Small parties have more influence than large ones, at least when they are needed to form a government. The SPD is about to become a small party, and because this change in size means that the party’s relative influence is growing, the Social Democrats were completely overjoyed by last Sunday’s elections. How else can one explain their cheers and smiles after such a disastrous performance? Yes, in Saarland and Thuringia the SPD is now in a position to tip the scales – congratulations! That’s better than languishing away unnoticed in the opposition or propping up Angela Merkel in the Grand Coalition.

It is less, much less, than large mainstream parties usually aspire to.

Of course, Saxony, Thuringia, and Saarland are all special cases. The SPD is weak in the East, and the deep Southwest of Germany is former Oskar country, where the only beneficiary of the Lafontaine bonus is Lafontaine himself. If the results are averaged, the SPD received just 18 percent of the vote. Saxony brings down the average; if we don’t count it, then we have 22 percent for the SPD. Surveys have shown the party hovering at this level for five years, mostly two to three percentage points above it.

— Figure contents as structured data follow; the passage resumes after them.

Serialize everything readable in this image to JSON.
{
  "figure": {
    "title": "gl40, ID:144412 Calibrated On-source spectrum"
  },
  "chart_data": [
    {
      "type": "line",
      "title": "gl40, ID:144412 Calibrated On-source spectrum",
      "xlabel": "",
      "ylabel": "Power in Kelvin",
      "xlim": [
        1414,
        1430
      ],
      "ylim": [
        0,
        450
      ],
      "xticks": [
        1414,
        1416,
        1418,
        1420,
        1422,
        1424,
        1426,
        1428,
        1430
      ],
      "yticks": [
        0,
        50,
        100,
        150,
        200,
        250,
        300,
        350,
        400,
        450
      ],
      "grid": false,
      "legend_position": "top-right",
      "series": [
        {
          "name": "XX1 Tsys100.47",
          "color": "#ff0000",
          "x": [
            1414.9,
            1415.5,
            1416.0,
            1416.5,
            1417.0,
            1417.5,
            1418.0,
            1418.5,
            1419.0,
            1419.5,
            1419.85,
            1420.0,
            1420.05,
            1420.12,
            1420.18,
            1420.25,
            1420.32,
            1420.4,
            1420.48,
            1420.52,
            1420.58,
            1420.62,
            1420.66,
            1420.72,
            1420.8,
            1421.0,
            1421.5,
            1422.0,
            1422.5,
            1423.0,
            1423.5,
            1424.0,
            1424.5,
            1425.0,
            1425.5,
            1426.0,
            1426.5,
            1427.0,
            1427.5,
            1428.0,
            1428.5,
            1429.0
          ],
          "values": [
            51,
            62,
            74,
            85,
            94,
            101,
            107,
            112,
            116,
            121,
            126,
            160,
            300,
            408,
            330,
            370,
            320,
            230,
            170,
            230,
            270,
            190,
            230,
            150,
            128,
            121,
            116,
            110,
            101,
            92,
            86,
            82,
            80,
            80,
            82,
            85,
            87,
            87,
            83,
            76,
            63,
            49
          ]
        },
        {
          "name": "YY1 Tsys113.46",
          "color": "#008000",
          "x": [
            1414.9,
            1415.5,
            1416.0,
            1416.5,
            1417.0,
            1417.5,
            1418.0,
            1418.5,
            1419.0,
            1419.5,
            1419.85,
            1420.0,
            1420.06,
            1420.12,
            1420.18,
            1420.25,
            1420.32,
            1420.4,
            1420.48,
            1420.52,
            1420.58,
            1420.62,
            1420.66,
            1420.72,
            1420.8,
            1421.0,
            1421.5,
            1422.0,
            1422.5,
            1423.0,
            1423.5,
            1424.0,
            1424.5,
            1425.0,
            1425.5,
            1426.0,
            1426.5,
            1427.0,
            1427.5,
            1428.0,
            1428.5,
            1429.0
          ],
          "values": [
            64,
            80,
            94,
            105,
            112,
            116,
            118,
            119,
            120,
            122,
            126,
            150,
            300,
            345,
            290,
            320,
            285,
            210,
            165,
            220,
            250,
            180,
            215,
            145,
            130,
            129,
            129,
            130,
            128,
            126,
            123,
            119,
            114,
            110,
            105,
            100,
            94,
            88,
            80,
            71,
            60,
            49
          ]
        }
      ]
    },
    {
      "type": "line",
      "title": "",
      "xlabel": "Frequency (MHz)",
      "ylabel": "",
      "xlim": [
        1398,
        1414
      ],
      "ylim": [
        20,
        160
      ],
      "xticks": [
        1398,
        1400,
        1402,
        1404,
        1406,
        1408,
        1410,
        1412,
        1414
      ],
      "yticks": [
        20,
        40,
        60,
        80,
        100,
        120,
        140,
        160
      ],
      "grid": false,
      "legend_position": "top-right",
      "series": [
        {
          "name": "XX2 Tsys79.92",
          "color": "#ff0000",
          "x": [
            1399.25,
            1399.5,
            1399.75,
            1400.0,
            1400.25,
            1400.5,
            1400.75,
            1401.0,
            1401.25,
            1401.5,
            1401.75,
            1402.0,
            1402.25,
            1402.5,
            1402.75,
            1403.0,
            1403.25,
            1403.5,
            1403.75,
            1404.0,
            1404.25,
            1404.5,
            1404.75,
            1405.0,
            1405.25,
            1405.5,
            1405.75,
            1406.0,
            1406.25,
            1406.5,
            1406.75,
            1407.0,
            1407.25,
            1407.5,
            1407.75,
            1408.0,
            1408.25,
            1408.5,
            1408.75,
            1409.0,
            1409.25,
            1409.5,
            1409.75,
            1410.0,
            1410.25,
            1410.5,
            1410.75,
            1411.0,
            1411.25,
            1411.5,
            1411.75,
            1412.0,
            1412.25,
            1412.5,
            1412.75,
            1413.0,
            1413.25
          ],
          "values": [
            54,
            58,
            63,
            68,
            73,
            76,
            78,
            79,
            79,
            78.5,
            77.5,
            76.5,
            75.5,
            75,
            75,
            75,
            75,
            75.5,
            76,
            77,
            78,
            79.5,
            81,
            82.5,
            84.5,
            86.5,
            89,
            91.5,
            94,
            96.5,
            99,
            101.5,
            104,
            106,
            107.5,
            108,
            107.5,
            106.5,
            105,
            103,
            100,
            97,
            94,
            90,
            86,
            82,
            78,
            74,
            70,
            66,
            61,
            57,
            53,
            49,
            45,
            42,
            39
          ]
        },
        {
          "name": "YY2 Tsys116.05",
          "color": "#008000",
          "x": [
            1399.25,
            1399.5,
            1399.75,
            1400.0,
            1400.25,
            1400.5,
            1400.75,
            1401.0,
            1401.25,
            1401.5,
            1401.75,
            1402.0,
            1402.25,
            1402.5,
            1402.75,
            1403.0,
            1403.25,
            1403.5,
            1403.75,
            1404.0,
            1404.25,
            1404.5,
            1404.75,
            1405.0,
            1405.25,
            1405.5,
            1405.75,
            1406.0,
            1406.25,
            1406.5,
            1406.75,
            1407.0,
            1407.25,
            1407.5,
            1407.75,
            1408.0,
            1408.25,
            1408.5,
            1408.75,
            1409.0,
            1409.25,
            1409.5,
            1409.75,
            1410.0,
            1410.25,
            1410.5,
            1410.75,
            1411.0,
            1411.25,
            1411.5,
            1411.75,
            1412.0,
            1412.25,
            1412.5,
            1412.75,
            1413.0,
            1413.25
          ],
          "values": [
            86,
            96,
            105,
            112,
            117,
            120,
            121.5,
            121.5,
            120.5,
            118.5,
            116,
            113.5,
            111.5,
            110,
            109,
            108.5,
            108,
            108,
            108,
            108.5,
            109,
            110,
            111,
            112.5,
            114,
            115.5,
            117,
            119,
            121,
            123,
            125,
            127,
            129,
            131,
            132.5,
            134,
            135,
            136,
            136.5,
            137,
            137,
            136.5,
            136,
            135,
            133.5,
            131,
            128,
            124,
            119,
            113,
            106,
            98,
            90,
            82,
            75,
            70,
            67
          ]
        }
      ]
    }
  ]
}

The decline began in 2003 as a result of Agenda 2010 – Chancellor Schröder’s labor market reform program. Then, in February 2004, the SPD fell to 21 percent in the Politbarometer [Political Barometer] poll. The party was beginning to come apart at the seams. An “Initiative for Labor and Social Justice” was launched in the early part of the year. It consisted mainly of functionaries from the IG Metall trade union who had been tinkering with their plans for almost a year. They accused the SPD of abandoning the principles of solidarity and justice. The SPD responded by booting out its critics, who were already threatening to found a rival party. This sowed the seeds for the establishment of the “Left Party,” because the initiative gave birth to the Electoral Alternative for Labor and Social Justice [WASG or Wahlalternative Arbeit und Soziale Gerechtigkeit], an electoral alliance with the PDS, and finally the merging of the two. The man who forged this alliance was former SPD chairman Oskar Lafontaine.

The Opel among Parties

In the last Bundestag election, the SPD once again cleared the 30 percent hurdle, but since then it has received only about 25 percent in surveys. For the last eighteen months, it has been virtually glued to the spot. Basically the party is faring like Opel. The car company does not lack money, but rather buyers, and buyers cannot simply be bought, at least not until Opel invents a perpetual motion machine. Opel’s dilemma with car buyers is the same as the SPD’s with voters. Their numbers are declining. This is a process that can occur in full view of the public and yet still seem impossible. We tend to think that institutions older than ourselves cannot cease to exist – forgetting that most of them already did a long time ago.

[ . . . ]

The large mainstream parties want to represent everybody, not only the small groups bound together by special interests, community ties, hopes or fixed ideas. Incidentally, this is why the use of the term “large mainstream party” [Volkspartei] to describe the SPD was controversial for so long. The SPD originally wanted to be a party for just one class of society, and it stuck to this goal well into the 1950s. But in the end, the term also caught on for the SPD – and justifiably so, based on its size alone.